I tell people all the time that the “choice” in education isn’t “good school” versus “bad school” or “good teacher” versus “bad teacher.”
It’s “school” versus “no school”; it’s “teacher” versus “no teacher.” Or “bus driver” versus “no bus driver” or “ESE services” versus “no ESE services.” Etc.
The most urgent need in education — in America, Florida, and Polk County — is capacity.
Capacity. Capacity. Capacity.
A patchwork of substitute teachers is bad for kids with capital and kids without capital alike. That’s equity, right? Not really — because kids with private capital absorb the loss of public capital much more easily than kids without private capital.
And Polk County — like America (and especially Florida) — is a place where the divide between those who inherited private capital and those who didn’t is a deep and widening chasm. See this recent article for an example.
Organizational culture cannot create human capacity from thin air. There are limits to what you can do, which I fully understand. But bad culture can kill or erode good capacity that does exist; and it hampers efforts to develop as much new capacity as you can. That has been a big problem in Polk for a long time.
That’s why my supporters within the district fought so hard and suffered so much to change it. And why I felt obligated to carry that fight for them every day — and continue to.
Welcome to America
Polk County looks very much like America — in both its diversity and its sense of going many different social and political directions at once. There isn’t really a single county identity here; we’re more a patchwork of uneasily co-existing communities. You may have seen that already. I tried very hard to knit it together — and will continue to.
I think we’re the only county in Florida that connects three distinct regions — the Bay Area to our west, Orlando/Disney to our east, and the rural, small-town, inland “Heartland,” to both our south and north.
Urban, rural, suburban, exurban, blue, red, etc. — our county has all of it; and our public schools must serve the children of all with individual human attention — respectful of their cultural context — at scale.
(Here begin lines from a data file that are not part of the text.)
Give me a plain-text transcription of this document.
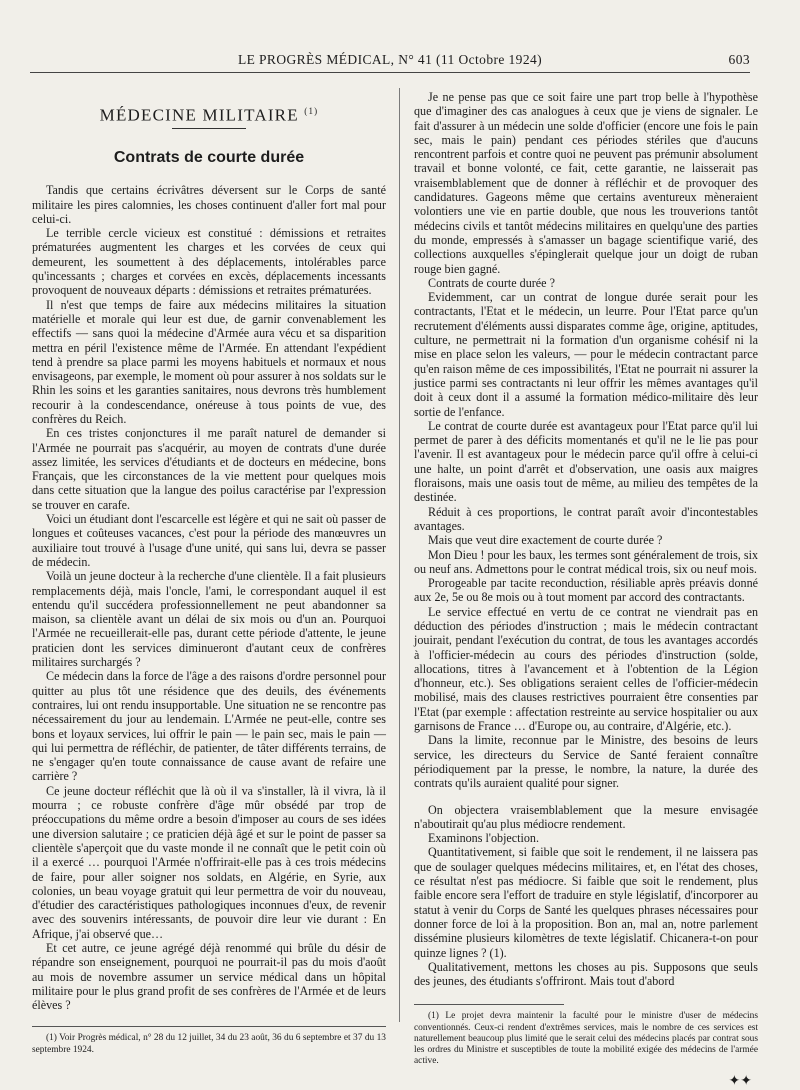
LE PROGRÈS MÉDICAL, N° 41 (11 Octobre 1924)	603
MÉDECINE MILITAIRE $^{(1)}$
Contrats de courte durée

Tandis que certains écrivâtres déversent sur le Corps de santé militaire les pires calomnies, les choses continuent d'aller fort mal pour celui-ci.

Le terrible cercle vicieux est constitué : démissions et retraites prématurées augmentent les charges et les corvées de ceux qui demeurent, les soumettent à des déplacements, intolérables parce qu'incessants ; charges et corvées en excès, déplacements incessants provoquent de nouveaux départs : démissions et retraites prématurées.

Il n'est que temps de faire aux médecins militaires la situation matérielle et morale qui leur est due, de garnir convenablement les effectifs — sans quoi la médecine d'Armée aura vécu et sa disparition mettra en péril l'existence même de l'Armée. En attendant l'expédient tend à prendre sa place parmi les moyens habituels et normaux et nous envisageons, par exemple, le moment où pour assurer à nos soldats sur le Rhin les soins et les garanties sanitaires, nous devrons très humblement recourir à la condescendance, onéreuse à tous points de vue, des confrères du Reich.

En ces tristes conjonctures il me paraît naturel de demander si l'Armée ne pourrait pas s'acquérir, au moyen de contrats d'une durée assez limitée, les services d'étudiants et de docteurs en médecine, bons Français, que les circonstances de la vie mettent pour quelques mois dans cette situation que la langue des poilus caractérise par l'expression se trouver en carafe.

Voici un étudiant dont l'escarcelle est légère et qui ne sait où passer de longues et coûteuses vacances, c'est pour la période des manœuvres un auxiliaire tout trouvé à l'usage d'une unité, qui sans lui, devra se passer de médecin.

Voilà un jeune docteur à la recherche d'une clientèle. Il a fait plusieurs remplacements déjà, mais l'oncle, l'ami, le correspondant auquel il est entendu qu'il succédera professionnellement ne peut abandonner sa maison, sa clientèle avant un délai de six mois ou d'un an. Pourquoi l'Armée ne recueillerait-elle pas, durant cette période d'attente, le jeune praticien dont les services diminueront d'autant ceux de confrères militaires surchargés ?

Ce médecin dans la force de l'âge a des raisons d'ordre personnel pour quitter au plus tôt une résidence que des deuils, des événements contraires, lui ont rendu insupportable. Une situation ne se rencontre pas nécessairement du jour au lendemain. L'Armée ne peut-elle, contre ses bons et loyaux services, lui offrir le pain — le pain sec, mais le pain — qui lui permettra de réfléchir, de patienter, de tâter différents terrains, de ne s'engager qu'en toute connaissance de cause avant de refaire une carrière ?

Ce jeune docteur réfléchit que là où il va s'installer, là il vivra, là il mourra ; ce robuste confrère d'âge mûr obsédé par trop de préoccupations du même ordre a besoin d'imposer au cours de ses idées une diversion salutaire ; ce praticien déjà âgé et sur le point de passer sa clientèle s'aperçoit que du vaste monde il ne connaît que le petit coin où il a exercé … pourquoi l'Armée n'offrirait-elle pas à ces trois médecins de faire, pour aller soigner nos soldats, en Algérie, en Syrie, aux colonies, un beau voyage gratuit qui leur permettra de voir du nouveau, d'étudier des caractéristiques pathologiques inconnues d'eux, de revenir avec des souvenirs intéressants, de pouvoir dire leur vie durant : En Afrique, j'ai observé que…

Et cet autre, ce jeune agrégé déjà renommé qui brûle du désir de répandre son enseignement, pourquoi ne pourrait-il pas du mois d'août au mois de novembre assumer un service médical dans un hôpital militaire pour le plus grand profit de ses confrères de l'Armée et de leurs élèves ?

(1) Voir Progrès médical, n° 28 du 12 juillet, 34 du 23 août, 36 du 6 septembre et 37 du 13 septembre 1924.

Je ne pense pas que ce soit faire une part trop belle à l'hypothèse que d'imaginer des cas analogues à ceux que je viens de signaler. Le fait d'assurer à un médecin une solde d'officier (encore une fois le pain sec, mais le pain) pendant ces périodes stériles que d'aucuns rencontrent parfois et contre quoi ne peuvent pas prémunir absolument travail et bonne volonté, ce fait, cette garantie, ne laisserait pas vraisemblablement que de donner à réfléchir et de provoquer des candidatures. Gageons même que certains aventureux mèneraient volontiers une vie en partie double, que nous les trouverions tantôt médecins civils et tantôt médecins militaires en quelqu'une des parties du monde, empressés à s'amasser un bagage scientifique varié, des collections auxquelles s'épinglerait quelque jour un doigt de ruban rouge bien gagné.

Contrats de courte durée ?

Evidemment, car un contrat de longue durée serait pour les contractants, l'Etat et le médecin, un leurre. Pour l'Etat parce qu'un recrutement d'éléments aussi disparates comme âge, origine, aptitudes, culture, ne permettrait ni la formation d'un organisme cohésif ni la mise en place selon les valeurs, — pour le médecin contractant parce qu'en raison même de ces impossibilités, l'Etat ne pourrait ni assurer la justice parmi ses contractants ni leur offrir les mêmes avantages qu'il doit à ceux dont il a assumé la formation médico-militaire dès leur sortie de l'enfance.

Le contrat de courte durée est avantageux pour l'Etat parce qu'il lui permet de parer à des déficits momentanés et qu'il ne le lie pas pour l'avenir. Il est avantageux pour le médecin parce qu'il offre à celui-ci une halte, un point d'arrêt et d'observation, une oasis aux maigres floraisons, mais une oasis tout de même, au milieu des tempêtes de la destinée.

Réduit à ces proportions, le contrat paraît avoir d'incontestables avantages.

Mais que veut dire exactement de courte durée ?

Mon Dieu ! pour les baux, les termes sont généralement de trois, six ou neuf ans. Admettons pour le contrat médical trois, six ou neuf mois.

Prorogeable par tacite reconduction, résiliable après préavis donné aux 2e, 5e ou 8e mois ou à tout moment par accord des contractants.

Le service effectué en vertu de ce contrat ne viendrait pas en déduction des périodes d'instruction ; mais le médecin contractant jouirait, pendant l'exécution du contrat, de tous les avantages accordés à l'officier-médecin au cours des périodes d'instruction (solde, allocations, titres à l'avancement et à l'obtention de la Légion d'honneur, etc.). Ses obligations seraient celles de l'officier-médecin mobilisé, mais des clauses restrictives pourraient être consenties par l'Etat (par exemple : affectation restreinte au service hospitalier ou aux garnisons de France … d'Europe ou, au contraire, d'Algérie, etc.).

Dans la limite, reconnue par le Ministre, des besoins de leurs service, les directeurs du Service de Santé feraient connaître périodiquement par la presse, le nombre, la nature, la durée des contrats qu'ils auraient qualité pour signer.

On objectera vraisemblablement que la mesure envisagée n'aboutirait qu'au plus médiocre rendement.

Examinons l'objection.

Quantitativement, si faible que soit le rendement, il ne laissera pas que de soulager quelques médecins militaires, et, en l'état des choses, ce résultat n'est pas médiocre. Si faible que soit le rendement, plus faible encore sera l'effort de traduire en style législatif, d'incorporer au statut à venir du Corps de Santé les quelques phrases nécessaires pour donner force de loi à la proposition. Bon an, mal an, notre parlement dissémine plusieurs kilomètres de texte législatif. Chicanera-t-on pour quinze lignes ? (1).

Qualitativement, mettons les choses au pis. Supposons que seuls des jeunes, des étudiants s'offriront. Mais tout d'abord

(1) Le projet devra maintenir la faculté pour le ministre d'user de médecins conventionnés. Ceux-ci rendent d'extrêmes services, mais le nombre de ces services est naturellement beaucoup plus limité que le serait celui des médecins placés par contrat sous les ordres du Ministre et susceptibles de toute la mobilité exigée des médecins de l'armée active.
✦✦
On top of that, Polk County has a trifurcated education system: traditional neighborhood schools; a publicly-funded exclusive school layer of magnet and conversion charter schools; and a deeply segregated and hideously low-capital, substandard voucher school system that no one oversees or cares about. (Indeed, more than 800 Polk County black children attend school in 16 all-black or nearly all-black “Jeb Crow” voucher schools with no accreditation and no oversight. I’d wager that all of them will cycle in and out of the public system at some point.)
It’s quite the “portfolio model.”
It’s also an extraordinarily rewarding intellectual and moral challenge to engage every day. You will never be bored; but you will have to carve out space to rest and prioritize self-care — just like everyone in the district needs to.
If I can be of help in that sense — or any other way — I’m easy to reach. My phone number is 863.209.4037. Call anytime.
Good luck; and I look forward to engaging with you.